To reiterate, yoga aims at an individual transformation necessary for an adjustment with the cosmic order of things. The cosmic order will not change. The cosmos is the body of the Virat, as the Vedanta tells us; there is no need for a change in it. But there is a need for change somewhere else, in what is called jiva srishti, not in Ishvara srishti. These are all technical jargons of Vedanta. The creation of God needs no change, but the creation of the individual needs change; that is the meaning. The creation of God does not need change because God is omniscient, and He has wisely construed everything in the manner it ought to be. He has placed everything in the very place where it ought to be, in the condition in which it has to be; but the individual cannot comprehend this mystery, because no individual can be omniscient; and no one who is not omniscient can understand the perfection of God’s creation.
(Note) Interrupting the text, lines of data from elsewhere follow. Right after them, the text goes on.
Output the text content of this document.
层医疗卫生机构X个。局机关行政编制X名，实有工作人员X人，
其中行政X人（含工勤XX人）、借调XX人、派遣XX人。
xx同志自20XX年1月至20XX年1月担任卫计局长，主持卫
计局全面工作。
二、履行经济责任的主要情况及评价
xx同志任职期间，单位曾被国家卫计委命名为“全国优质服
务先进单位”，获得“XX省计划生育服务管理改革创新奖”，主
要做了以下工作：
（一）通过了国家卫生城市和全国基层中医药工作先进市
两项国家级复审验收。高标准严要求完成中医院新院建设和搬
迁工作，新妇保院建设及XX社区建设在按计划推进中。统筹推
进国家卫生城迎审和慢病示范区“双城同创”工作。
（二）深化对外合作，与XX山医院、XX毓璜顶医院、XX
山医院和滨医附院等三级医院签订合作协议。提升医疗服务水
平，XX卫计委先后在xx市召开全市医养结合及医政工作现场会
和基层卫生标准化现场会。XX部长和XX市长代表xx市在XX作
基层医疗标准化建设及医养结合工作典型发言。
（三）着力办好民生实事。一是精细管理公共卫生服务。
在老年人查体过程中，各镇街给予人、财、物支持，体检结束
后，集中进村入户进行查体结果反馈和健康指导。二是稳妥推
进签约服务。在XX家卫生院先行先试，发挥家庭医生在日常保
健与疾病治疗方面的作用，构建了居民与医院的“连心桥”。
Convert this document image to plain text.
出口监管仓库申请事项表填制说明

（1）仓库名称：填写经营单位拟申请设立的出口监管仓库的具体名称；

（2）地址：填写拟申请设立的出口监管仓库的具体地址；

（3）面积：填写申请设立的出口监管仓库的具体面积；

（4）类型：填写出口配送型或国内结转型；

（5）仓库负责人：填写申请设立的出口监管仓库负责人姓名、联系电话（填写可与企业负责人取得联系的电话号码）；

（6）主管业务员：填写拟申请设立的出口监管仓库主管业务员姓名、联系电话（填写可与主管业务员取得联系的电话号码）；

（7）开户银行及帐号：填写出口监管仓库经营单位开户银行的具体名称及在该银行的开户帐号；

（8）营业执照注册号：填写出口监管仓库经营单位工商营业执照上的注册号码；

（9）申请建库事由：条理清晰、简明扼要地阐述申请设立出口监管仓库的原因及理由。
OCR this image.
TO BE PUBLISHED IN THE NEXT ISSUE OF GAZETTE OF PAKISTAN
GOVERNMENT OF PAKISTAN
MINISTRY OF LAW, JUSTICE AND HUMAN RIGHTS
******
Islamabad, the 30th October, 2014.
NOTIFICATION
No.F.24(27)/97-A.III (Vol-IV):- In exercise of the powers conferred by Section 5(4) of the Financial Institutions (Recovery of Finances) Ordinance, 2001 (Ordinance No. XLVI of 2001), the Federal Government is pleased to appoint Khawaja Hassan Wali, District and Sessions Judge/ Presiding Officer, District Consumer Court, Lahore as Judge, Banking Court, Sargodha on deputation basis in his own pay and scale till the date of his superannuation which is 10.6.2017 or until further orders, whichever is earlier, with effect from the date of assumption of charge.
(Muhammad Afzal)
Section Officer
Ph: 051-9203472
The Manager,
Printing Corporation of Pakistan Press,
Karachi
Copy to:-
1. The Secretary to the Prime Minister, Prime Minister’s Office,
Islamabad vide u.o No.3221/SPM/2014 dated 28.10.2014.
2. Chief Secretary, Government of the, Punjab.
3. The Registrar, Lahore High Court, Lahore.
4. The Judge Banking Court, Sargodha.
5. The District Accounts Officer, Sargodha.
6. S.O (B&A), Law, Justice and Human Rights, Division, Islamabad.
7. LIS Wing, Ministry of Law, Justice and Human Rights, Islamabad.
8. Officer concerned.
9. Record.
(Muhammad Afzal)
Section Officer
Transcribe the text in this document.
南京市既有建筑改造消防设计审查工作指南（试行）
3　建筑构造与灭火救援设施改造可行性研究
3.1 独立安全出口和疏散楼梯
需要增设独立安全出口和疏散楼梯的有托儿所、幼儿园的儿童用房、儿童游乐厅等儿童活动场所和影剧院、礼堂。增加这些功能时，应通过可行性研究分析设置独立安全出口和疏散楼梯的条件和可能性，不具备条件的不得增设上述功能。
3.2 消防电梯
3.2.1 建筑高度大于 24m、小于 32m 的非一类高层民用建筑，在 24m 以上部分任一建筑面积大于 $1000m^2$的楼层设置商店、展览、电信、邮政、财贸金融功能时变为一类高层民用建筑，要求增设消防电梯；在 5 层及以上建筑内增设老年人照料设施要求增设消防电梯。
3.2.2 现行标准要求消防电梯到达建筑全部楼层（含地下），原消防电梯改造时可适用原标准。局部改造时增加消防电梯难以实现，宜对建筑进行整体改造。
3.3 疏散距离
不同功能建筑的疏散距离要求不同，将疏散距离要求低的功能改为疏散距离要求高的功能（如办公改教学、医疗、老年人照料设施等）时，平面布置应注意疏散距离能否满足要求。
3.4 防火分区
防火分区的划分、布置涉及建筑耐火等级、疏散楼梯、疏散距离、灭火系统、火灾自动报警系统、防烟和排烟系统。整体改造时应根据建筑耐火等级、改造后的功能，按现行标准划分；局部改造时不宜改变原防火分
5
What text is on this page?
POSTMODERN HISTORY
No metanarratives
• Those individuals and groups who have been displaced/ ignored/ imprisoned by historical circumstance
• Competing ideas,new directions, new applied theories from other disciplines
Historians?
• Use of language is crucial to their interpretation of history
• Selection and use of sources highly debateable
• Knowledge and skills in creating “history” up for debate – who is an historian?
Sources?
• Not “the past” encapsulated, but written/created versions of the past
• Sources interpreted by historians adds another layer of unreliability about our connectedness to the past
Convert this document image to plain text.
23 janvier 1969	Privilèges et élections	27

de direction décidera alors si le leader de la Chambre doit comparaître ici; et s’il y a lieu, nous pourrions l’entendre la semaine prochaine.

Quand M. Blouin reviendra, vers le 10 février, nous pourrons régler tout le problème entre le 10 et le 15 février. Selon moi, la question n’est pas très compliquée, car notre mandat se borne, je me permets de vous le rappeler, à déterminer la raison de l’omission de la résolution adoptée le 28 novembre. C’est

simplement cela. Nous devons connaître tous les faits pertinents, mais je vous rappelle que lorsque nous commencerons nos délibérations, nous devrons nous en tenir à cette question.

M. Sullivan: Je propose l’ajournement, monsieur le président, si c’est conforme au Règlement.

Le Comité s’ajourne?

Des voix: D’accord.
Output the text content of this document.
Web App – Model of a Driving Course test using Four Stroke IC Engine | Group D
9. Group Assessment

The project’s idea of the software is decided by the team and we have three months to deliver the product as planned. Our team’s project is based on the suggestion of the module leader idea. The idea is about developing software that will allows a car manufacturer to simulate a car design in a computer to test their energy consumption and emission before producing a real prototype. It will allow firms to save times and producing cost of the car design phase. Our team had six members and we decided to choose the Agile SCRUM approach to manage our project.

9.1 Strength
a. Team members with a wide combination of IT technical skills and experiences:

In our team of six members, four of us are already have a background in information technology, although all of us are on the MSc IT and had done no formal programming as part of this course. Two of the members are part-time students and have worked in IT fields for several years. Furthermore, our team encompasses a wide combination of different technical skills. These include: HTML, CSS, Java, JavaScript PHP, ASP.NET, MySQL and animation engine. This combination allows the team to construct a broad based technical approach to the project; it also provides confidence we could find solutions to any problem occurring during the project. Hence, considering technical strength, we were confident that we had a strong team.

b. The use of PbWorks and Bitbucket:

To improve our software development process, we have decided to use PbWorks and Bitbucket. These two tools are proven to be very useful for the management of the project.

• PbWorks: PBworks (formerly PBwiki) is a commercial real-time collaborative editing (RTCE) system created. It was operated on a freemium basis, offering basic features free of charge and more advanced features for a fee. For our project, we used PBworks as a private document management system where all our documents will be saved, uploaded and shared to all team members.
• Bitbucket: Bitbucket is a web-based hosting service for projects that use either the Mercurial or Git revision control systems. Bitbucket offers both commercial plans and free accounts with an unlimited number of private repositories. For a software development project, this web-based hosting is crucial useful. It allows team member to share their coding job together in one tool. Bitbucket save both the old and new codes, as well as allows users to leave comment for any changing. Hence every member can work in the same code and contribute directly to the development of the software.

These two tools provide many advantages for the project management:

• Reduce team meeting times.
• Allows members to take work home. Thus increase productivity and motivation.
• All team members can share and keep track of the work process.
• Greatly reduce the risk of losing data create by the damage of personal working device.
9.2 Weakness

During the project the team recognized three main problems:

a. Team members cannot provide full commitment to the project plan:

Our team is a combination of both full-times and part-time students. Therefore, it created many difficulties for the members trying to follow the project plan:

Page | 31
If the ugliness, the stupidity and the evil of this world is really there as we imagine it, it should be there always. But we have this epic illustration of the Virat-svarupa, for example, described in the Bhagavadgita, and no ugliness was seen when the Virat was manifest. Arjuna could not see faecal matter or cow dung or bathrooms and drains and sewage; nothing was there. Where has it gone? Has it vanished altogether? All this stupidity of the world is not there in that perfection, but that perfection is inclusive of this stupidity, this ugliness. It is not somewhere far away. What Arjuna was made to visualise was the very same thing that we are seeing with our eyes. He was not seeing something else, far off in the distant heavens. The same drains and dustbins that we detest so much were there; but they were not dustbins. They were something else, because they were arranged in the pattern of universal perfection which could be seen with a new eye altogether, not the fleshy eyes. The eye of perfection saw only perfection. But if this stupidity of the world is really there, then even after we reach God, we will see that horror. Then there will be no point in practicing yoga or even God-realisation, because the horror will continue for all time. The point is that this is a mistake in perception.